The mapping looks something like this, presented in uint8_t binary format below for simplicity.
Input data (nominally up to 32 uint32_ts, presented here as 3 uint8_ts):
abcd efgh
ijkl mnop
qrst uvwx
I want to extract some of these, and create something like the following output data:
00000adu
00000fgx
Here, I'm only extracting 6 of the 24 bits. As a note, the data I extract will always:
- Be an even number of bits - I need pairs, for instance "af" and "dg" and "ux" above.
- Each "pair" will always come from either the same row (uint32_t) or column (bit position within all 32 of the uint32_ts). I will never have some data come from the same row and other data come from the same column; it's one or the other for a given configuration.

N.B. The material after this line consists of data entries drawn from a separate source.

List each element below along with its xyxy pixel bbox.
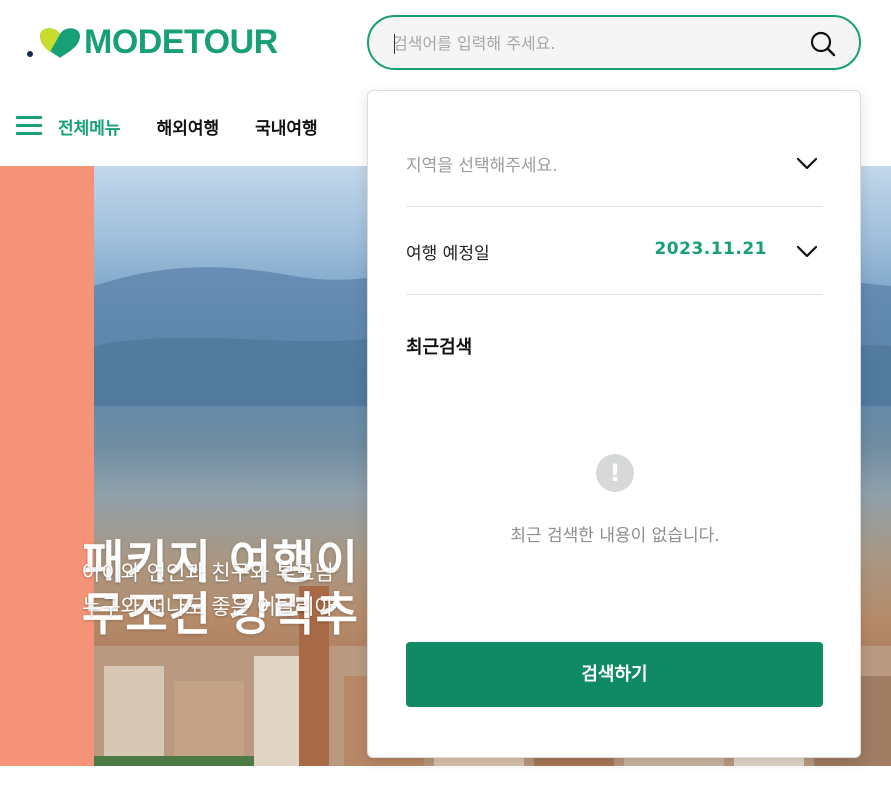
exclamation-icon: ! (596, 454, 634, 492)
search-box[interactable] (367, 15, 861, 70)
bottom-strip (0, 766, 120, 796)
recent-search-title: 최근검색 (406, 337, 473, 358)
all-menu-label: 전체메뉴 (58, 118, 121, 139)
nav-item-domestic[interactable]: 국내여행 (255, 114, 318, 139)
text-caret (394, 34, 395, 54)
brand-name: MODETOUR (84, 22, 278, 61)
logo-heart-icon (27, 28, 80, 58)
chevron-down-icon (796, 157, 818, 170)
search-dropdown-panel: 지역을 선택해주세요. 여행 예정일 2023.11.21 최근검색 ! 최근 … (367, 90, 861, 758)
region-select[interactable]: 지역을 선택해주세요. (406, 121, 823, 207)
travel-date-value: 2023.11.21 (654, 239, 767, 259)
travel-date-select[interactable]: 여행 예정일 2023.11.21 (406, 209, 823, 295)
travel-date-label: 여행 예정일 (406, 244, 490, 264)
empty-recent-message: 최근 검색한 내용이 없습니다. (510, 526, 720, 546)
brand-logo[interactable]: MODETOUR (26, 22, 278, 62)
region-select-label: 지역을 선택해주세요. (406, 156, 558, 176)
page: 패키지 여행이 무조건 강력추 아이와 연인과 친구와 부모님 누구와 떠나도 … (0, 0, 891, 796)
search-icon[interactable] (809, 30, 837, 58)
main-nav: 전체메뉴 해외여행 국내여행 (0, 106, 318, 146)
all-menu-button[interactable]: 전체메뉴 (16, 114, 121, 139)
search-submit-button[interactable]: 검색하기 (406, 642, 823, 707)
nav-item-overseas[interactable]: 해외여행 (157, 114, 220, 139)
hamburger-icon (16, 116, 42, 136)
search-input[interactable] (393, 29, 793, 57)
chevron-down-icon (796, 245, 818, 258)
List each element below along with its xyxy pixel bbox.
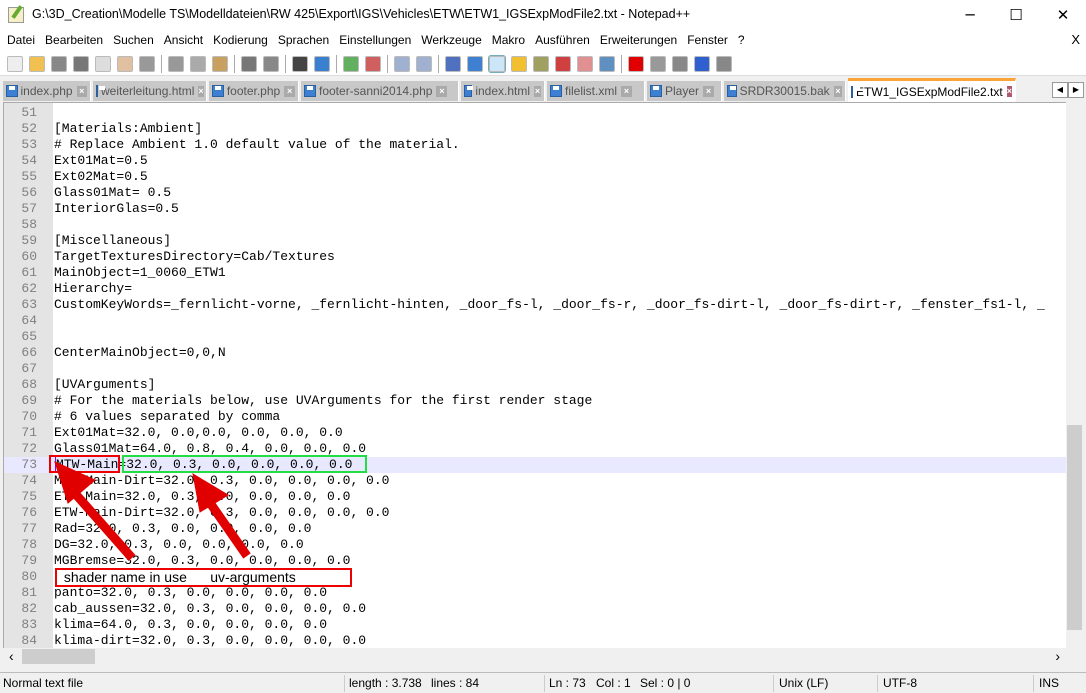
status-length: length : 3.738	[349, 676, 422, 690]
status-bar: Normal text file length : 3.738 lines : …	[0, 672, 1086, 693]
status-lines: lines : 84	[431, 676, 480, 690]
status-column: Col : 1	[596, 676, 631, 690]
status-eol[interactable]: Unix (LF)	[779, 676, 828, 690]
arrow-to-shader-name	[54, 461, 136, 561]
annotation-arrows	[54, 461, 251, 561]
status-file-type: Normal text file	[3, 676, 84, 690]
status-encoding[interactable]: UTF-8	[883, 676, 917, 690]
status-insert-mode[interactable]: INS	[1039, 676, 1059, 690]
arrow-to-uv-arguments	[192, 473, 251, 559]
status-selection: Sel : 0 | 0	[640, 676, 691, 690]
status-line-number: Ln : 73	[549, 676, 586, 690]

- The algorithm expects to operate on a pair of output uint32_ts. In the case where I extract more than 64 bits - and so the result won't fit in 2 uint32_ts - I'll have to expand into a pair of arrays of uint32_ts.
Obviously there's the naive approach, but it doesn't operate very quickly - I'm hoping to run this as many times a second as possible.
#define EXTRACT_PAIRS_COUNT 3
const uint8_t colExtractLeft[EXTRACT_PAIRS_COUNT] = {7, 4, 3}
const uint8_t colExtractRight[EXTRACT_PAIRS_COUNT] = {2, 1, 0}
const uint8_t rowExtract[EXTRACT_PAIRS_COUNT] = {0, 0, 2}
uint8_t input[3] = {abcdefgh, ijklmnop, qrstuvwx};
while (inputChanges) {
uint8_t outputLeft = 0;
uint8_t outputRight = 0;
for (size_t i=0; i<EXTRACT_PAIRS_COUNT; i++) {
outputLeft |= ((input[rowExtract[i]] >> colExtractLeft[i]) & 0x1) << i;
outputRight |= ((input[rowExtract[i]] >> colExtractRight[i]) & 0x1) << i;
}
runAlgorithm(outputLeft, outputRight);
}
(Note that the #defines and const variables at the top of that example are just for demonstration/clarity, in reality they're calculated at runtime)
How can I efficnetly map bits into this format?